DNA Methylation

DNA methylation involves the modification of cytosine bases by methylation of the carbon at the fifth position in the pyrimidine ring (Fig. 3-9). Extensive DNA methylation is a mark of repressed genes and is a widespread mechanism associated with the establishment of specific programs of gene expression during cell differentiation and development. Typically, DNA methylation occurs on the C of CpG dinucleotides (see Fig. 3-8) and inhibits gene expression by recruitment of specific methyl-CpG–binding proteins that, in turn, recruit chromatin-modifying enzymes to silence transcription. The presence of 5-methylcytosine (5-mC) is considered to be a stable epigenetic mark that can be faithfully transmitted through cell division; however, altered methylation states are frequently observed in cancer, with hypomethylation of large genomic segments or with regional hypermethylation (particularly at CpG islands) in others (see Chapter 15).

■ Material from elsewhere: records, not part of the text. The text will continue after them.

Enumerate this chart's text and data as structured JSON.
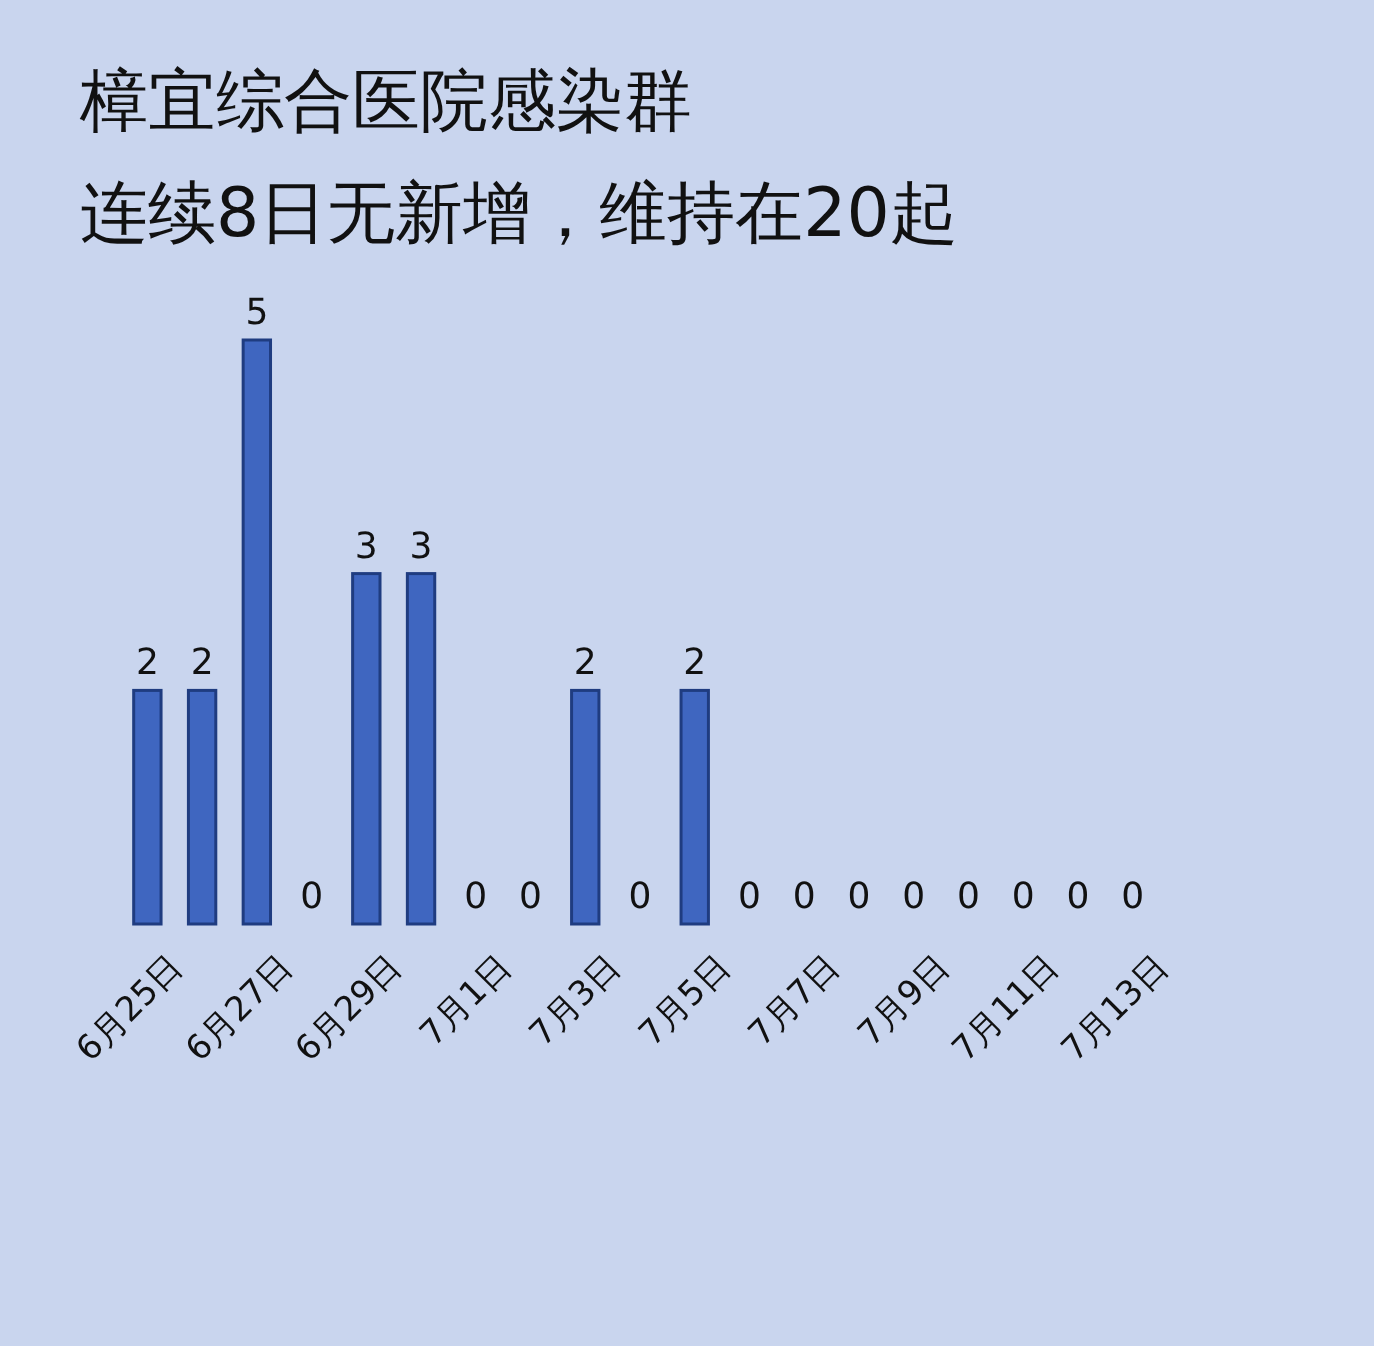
{
  "chart_data": {
    "type": "bar",
    "title": "樟宜综合医院感染群",
    "subtitle": "连续8日无新增，维持在20起",
    "categories": [
      "6月25日",
      null,
      "6月27日",
      null,
      "6月29日",
      null,
      "7月1日",
      null,
      "7月3日",
      null,
      "7月5日",
      null,
      "7月7日",
      null,
      "7月9日",
      null,
      "7月11日",
      null,
      "7月13日"
    ],
    "values": [
      2,
      2,
      5,
      0,
      3,
      3,
      0,
      0,
      2,
      0,
      2,
      0,
      0,
      0,
      0,
      0,
      0,
      0,
      0
    ],
    "color": "#3f66c0",
    "data_labels": true
  }
}
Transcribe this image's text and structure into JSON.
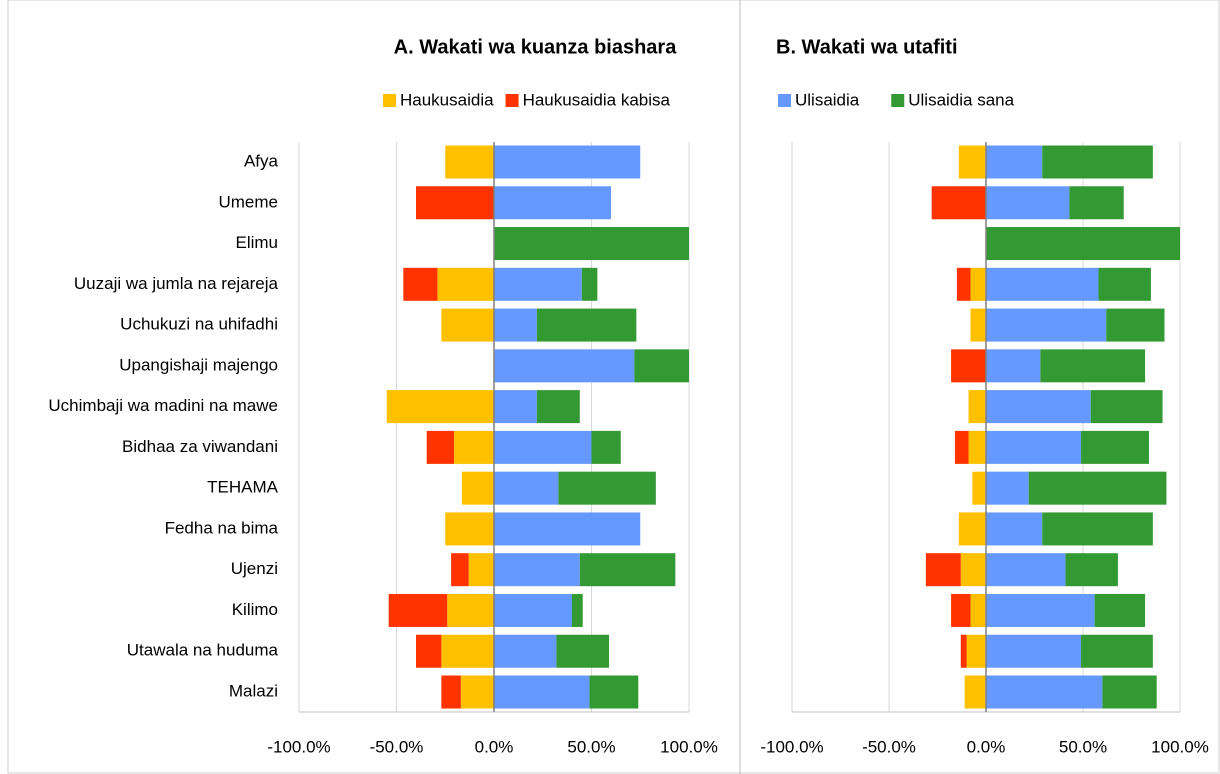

Extensive demethylation occurs during germ cell development and in the early stages of embryonic development, consistent with the need to “re-set” the chromatin environment and restore totipotency or pluripotency of the zygote and of various stem cell populations. Although the details are still incompletely understood, these reprogramming steps appear to involve the enzymatic conversion of 5-mC to 5-hydroxymethylcytosine (5-hmC; see Fig. 3-9), as a likely intermediate in the demethylation of DNA. Overall, 5-mC levels are stable across adult tissues (approximately 5% of all cytosines), whereas 5-hmC levels are much lower and much more variable (0.1% to 1% of all cytosines). Interestingly, although 5-hmC is widespread in the genome, its highest levels are found in known regulatory regions, suggesting a possible role in the regulation of specific promoters and enhancers.